Será o fim dos Precatórios? AGU contrata o “cérebro” do ChatGPT para economizar bilhões. Veja os impactos para Advogados e Mundo Jurídico

Introdução

Com o objetivo de conter os gastos bilionários com precatórios, o governo tomou uma medida ousada ao contratar os serviços da Microsoft e da OpenAI, empresa responsável pelo ChatGPT. A meta é utilizar a inteligência artificial (IA) para acelerar a análise de milhões de ações judiciais na Advocacia-Geral da União (AGU), focando nos temas de maior impacto fiscal.

Essa iniciativa inovadora visa controlar a crescente conta de precatórios, que tem consumido uma parcela significativa do orçamento público.
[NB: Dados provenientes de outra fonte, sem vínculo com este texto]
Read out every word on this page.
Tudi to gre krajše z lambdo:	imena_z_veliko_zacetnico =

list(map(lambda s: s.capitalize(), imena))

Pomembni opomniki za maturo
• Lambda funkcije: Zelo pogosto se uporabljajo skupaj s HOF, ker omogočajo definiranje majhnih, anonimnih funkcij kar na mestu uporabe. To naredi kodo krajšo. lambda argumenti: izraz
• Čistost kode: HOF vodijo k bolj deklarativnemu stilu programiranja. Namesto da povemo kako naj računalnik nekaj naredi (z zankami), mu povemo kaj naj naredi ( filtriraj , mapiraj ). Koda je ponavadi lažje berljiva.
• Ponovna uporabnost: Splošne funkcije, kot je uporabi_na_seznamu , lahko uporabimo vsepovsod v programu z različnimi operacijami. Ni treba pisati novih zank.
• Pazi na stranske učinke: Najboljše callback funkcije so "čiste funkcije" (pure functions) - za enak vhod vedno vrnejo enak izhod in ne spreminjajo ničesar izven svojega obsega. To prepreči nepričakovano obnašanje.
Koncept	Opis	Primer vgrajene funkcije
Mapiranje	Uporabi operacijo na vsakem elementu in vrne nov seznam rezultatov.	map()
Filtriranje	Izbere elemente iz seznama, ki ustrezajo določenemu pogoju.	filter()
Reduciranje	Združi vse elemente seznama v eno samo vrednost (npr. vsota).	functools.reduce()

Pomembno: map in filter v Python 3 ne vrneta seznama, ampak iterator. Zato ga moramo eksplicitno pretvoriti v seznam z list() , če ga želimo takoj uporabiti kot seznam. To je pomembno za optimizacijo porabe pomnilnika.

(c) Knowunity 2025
De acordo com as projeções do Ministério do Planejamento, o governo deverá gastar R$ 70,7 bilhões em 2025 apenas com decisões judiciais desfavoráveis em última instância, sem incluir as requisições de pequeno valor (RPVs), que historicamente somam cerca de R$ 30 bilhões.

Para viabilizar esse projeto, o Ministério do Planejamento liberou R$ 25 milhões em créditos suplementares para a AGU, destinados a este e outros projetos estratégicos. A expectativa é que a adoção da inteligência artificial traga eficiência e precisão ao processo de análise e defesa nos tribunais, resultando em uma economia significativa para os cofres públicos.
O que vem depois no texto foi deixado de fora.